Seasons in the Mist follows historian Bethany Lindstrom as she walks down a chilly hallway in the ruins of a Cornish manor, and comes out into the history she's been studying.
And she learns that all the books in the world can't prepare a modern woman for the culture shock of everyday, little things -- food, clothes, hygiene, chores -- as well as the social strata.
I admit, I have trouble with time-travel stories, just because of those pesky laws of physics -- especially the one that says something can't be two places at the same time. The molecules that make up Bethany's present body also existed somewhere else centuries ago, so ... don't use your scientific imagination too much. It can lead to disturbing images.
Anyway ... Deb covers that question admirably, and simply, and elegantly. So that the question really doesn't come up.
After all, if the One who made all matter sends you back through time, don't you think He's going to cover little problems like that?

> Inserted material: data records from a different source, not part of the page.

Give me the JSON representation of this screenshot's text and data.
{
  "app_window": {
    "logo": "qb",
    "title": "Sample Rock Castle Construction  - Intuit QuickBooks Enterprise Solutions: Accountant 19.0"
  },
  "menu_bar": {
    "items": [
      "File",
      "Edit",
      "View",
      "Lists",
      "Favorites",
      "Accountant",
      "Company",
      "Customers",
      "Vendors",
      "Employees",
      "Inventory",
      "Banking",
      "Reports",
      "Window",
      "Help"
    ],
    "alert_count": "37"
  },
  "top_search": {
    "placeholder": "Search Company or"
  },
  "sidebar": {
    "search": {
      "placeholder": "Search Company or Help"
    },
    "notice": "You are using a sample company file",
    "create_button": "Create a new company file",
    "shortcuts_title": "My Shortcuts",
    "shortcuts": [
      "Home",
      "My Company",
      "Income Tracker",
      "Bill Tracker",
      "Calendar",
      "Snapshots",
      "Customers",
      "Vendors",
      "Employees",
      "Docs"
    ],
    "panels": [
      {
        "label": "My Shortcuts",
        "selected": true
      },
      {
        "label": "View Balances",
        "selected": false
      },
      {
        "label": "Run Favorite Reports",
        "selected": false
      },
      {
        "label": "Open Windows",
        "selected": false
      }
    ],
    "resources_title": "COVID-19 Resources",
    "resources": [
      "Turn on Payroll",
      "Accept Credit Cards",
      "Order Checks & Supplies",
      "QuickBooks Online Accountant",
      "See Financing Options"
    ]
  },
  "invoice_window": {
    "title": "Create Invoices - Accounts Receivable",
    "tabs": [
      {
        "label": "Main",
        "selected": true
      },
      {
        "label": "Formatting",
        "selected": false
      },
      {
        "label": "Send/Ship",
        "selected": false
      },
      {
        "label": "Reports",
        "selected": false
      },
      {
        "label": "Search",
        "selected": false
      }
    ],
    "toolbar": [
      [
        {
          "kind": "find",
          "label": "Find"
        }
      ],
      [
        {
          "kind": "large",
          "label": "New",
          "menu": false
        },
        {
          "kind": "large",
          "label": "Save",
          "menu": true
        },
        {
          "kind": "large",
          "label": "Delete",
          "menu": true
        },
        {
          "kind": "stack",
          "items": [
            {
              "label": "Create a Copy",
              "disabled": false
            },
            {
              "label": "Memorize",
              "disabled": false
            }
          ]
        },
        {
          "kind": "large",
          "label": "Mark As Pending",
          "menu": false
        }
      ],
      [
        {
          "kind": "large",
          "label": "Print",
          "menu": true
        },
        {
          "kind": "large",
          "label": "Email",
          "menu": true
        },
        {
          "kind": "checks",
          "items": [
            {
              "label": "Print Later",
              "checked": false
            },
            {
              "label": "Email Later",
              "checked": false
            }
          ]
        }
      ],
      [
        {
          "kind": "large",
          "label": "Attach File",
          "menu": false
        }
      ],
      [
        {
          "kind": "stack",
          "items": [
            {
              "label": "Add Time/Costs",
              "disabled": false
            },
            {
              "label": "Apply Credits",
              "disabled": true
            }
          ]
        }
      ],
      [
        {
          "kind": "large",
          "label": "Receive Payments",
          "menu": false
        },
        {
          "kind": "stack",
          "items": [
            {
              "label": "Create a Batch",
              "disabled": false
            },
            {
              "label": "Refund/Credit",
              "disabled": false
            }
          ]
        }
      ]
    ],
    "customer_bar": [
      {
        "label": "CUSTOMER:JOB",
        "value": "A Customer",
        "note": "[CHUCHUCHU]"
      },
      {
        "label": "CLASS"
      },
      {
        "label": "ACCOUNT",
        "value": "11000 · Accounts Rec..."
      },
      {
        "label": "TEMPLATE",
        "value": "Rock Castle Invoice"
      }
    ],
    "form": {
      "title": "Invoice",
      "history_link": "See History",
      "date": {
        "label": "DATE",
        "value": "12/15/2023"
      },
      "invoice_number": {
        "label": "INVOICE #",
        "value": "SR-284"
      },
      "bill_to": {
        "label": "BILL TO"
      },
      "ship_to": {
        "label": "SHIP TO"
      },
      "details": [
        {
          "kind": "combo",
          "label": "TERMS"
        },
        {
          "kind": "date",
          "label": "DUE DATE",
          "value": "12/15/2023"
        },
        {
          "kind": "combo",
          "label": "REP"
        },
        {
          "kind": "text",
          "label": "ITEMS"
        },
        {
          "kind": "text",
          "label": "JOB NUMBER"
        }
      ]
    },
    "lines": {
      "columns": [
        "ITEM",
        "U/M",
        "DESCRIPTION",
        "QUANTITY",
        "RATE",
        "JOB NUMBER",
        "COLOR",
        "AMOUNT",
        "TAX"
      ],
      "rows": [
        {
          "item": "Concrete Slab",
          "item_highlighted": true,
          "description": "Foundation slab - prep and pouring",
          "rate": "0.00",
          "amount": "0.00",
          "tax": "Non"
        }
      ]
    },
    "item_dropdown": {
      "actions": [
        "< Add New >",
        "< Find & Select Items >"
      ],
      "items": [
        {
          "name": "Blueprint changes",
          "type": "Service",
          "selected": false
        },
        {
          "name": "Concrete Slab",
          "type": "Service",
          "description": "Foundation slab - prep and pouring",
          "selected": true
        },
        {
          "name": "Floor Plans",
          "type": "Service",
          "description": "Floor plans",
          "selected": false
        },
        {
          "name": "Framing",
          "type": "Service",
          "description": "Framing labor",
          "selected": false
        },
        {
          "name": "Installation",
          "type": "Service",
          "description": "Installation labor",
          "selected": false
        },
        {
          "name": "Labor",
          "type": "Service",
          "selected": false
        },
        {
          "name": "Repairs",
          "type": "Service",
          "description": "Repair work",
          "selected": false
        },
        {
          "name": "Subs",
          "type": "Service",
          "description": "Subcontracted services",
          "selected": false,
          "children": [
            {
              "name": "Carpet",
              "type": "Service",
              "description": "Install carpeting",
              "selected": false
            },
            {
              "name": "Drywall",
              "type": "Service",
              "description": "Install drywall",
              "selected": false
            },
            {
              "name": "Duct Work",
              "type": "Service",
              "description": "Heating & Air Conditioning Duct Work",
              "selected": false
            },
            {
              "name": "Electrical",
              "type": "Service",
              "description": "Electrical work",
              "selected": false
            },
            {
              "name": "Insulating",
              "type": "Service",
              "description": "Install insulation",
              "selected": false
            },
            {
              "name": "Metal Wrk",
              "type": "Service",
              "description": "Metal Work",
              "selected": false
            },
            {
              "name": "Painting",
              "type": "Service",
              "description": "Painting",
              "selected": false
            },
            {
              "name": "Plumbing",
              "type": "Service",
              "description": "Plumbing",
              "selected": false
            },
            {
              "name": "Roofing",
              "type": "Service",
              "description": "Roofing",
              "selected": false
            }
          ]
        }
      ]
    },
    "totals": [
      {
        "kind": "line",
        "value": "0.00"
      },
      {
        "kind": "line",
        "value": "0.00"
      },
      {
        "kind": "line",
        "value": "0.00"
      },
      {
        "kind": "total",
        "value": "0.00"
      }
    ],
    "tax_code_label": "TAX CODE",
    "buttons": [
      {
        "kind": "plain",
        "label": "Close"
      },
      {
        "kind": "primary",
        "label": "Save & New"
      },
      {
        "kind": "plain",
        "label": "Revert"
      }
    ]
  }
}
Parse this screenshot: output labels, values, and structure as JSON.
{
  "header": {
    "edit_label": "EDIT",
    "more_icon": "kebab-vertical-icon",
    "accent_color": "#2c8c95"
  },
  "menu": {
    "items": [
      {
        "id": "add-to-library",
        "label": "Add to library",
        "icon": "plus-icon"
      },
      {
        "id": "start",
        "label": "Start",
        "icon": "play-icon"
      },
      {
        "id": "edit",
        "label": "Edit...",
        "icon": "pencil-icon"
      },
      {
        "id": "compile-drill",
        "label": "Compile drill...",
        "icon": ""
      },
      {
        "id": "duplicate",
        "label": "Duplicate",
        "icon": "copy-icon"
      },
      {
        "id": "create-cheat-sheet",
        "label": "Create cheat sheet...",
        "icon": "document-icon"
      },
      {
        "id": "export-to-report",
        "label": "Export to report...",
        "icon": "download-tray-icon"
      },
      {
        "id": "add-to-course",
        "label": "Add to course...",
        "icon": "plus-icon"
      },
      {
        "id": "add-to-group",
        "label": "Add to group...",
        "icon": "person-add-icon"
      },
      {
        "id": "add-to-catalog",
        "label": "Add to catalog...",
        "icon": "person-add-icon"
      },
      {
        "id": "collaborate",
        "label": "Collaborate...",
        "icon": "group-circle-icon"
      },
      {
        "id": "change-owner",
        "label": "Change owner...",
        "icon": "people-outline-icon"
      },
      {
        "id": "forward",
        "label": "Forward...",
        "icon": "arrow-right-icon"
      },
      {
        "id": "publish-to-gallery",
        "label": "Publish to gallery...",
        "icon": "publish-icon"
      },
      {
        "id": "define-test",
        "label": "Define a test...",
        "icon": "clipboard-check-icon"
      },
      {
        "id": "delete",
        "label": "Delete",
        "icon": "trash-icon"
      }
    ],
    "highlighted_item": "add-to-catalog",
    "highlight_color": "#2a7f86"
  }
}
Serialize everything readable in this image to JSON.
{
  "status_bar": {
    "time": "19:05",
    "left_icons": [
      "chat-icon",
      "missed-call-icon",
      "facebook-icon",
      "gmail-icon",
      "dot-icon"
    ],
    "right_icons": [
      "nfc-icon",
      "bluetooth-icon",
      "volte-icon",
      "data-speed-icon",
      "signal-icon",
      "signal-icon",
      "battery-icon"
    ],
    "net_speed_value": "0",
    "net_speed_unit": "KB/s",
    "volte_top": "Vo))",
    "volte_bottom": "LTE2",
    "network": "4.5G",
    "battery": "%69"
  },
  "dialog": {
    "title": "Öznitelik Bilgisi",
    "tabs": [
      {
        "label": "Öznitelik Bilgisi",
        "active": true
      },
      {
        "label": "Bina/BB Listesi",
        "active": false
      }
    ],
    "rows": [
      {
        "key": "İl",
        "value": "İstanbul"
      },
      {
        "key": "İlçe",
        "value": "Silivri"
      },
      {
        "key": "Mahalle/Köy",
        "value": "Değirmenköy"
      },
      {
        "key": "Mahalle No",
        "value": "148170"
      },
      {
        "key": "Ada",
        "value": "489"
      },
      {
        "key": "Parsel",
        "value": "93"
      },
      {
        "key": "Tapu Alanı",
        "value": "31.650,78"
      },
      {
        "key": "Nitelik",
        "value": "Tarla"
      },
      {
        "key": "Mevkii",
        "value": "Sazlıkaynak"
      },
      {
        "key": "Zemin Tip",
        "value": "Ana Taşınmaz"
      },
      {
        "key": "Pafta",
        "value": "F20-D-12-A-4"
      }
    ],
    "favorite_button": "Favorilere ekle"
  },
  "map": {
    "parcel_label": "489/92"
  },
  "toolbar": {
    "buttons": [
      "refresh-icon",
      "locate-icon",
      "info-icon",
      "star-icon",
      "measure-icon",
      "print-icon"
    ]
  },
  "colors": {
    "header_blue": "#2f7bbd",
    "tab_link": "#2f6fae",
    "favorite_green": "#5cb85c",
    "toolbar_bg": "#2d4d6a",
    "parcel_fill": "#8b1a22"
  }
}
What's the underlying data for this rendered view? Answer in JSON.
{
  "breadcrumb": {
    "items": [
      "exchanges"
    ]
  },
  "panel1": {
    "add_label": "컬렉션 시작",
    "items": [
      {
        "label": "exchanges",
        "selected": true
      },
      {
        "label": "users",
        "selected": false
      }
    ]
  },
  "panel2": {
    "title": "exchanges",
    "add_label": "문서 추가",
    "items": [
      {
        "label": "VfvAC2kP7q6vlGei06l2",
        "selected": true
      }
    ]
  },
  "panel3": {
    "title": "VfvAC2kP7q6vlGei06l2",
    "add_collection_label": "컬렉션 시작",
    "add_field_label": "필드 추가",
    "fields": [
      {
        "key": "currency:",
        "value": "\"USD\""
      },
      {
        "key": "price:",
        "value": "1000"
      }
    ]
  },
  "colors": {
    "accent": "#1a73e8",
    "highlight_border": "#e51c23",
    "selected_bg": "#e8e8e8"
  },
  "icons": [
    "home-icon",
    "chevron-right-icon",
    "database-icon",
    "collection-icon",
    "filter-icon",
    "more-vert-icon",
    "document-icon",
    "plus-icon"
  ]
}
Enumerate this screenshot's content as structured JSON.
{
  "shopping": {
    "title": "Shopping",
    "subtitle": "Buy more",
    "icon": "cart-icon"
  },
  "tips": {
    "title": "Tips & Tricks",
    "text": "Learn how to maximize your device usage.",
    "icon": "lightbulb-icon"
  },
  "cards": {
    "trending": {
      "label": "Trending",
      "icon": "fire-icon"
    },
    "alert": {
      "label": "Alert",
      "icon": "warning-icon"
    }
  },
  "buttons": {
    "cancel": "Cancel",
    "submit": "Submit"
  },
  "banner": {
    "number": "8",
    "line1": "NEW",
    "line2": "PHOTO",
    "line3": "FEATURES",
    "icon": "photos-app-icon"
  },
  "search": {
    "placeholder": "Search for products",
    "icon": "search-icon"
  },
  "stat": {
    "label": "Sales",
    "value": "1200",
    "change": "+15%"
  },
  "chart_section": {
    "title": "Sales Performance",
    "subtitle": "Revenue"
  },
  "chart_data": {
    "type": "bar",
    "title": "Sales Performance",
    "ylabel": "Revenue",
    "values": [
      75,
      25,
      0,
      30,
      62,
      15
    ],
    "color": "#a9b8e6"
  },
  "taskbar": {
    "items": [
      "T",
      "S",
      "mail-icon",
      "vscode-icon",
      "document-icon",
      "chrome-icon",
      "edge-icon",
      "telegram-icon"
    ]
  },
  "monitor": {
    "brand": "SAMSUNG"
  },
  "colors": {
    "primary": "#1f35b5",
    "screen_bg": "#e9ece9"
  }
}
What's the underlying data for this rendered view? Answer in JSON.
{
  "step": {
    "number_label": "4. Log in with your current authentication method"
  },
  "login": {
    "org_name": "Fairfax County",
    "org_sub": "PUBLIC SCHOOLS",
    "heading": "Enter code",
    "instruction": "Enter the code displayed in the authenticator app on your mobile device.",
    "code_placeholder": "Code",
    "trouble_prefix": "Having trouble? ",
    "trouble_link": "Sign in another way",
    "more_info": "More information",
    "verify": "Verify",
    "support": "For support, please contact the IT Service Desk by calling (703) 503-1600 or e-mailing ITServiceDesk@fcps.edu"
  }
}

And Bethany definitely has been sent back through time for a mission, but like Dr. Sam Becket of Quantum Leap fame, she doesn't figure out what that purpose is until she steps down the hallway, back to her own time, and realizes that a few small details have ... changed.
The heartbreaking question for Bethany is if she'll be allowed to return to the time and the man she has grown to love.
Go check out the dozens of rave reviews for Mist on Amazon. You'll agree. Deb did a superb job, making her historical era real, sometimes even uncomfortable and smelly! Real enough that I writhed for Bethany, and there were times I didn't want to put the book down, because I had to know how she was going to get out of this little -- or big -- mess.
Read it. And look for other books by Deb Kinnard. No matter what era she's writing in, you'll love her characters, laugh with them, ache for them, and cheer for them.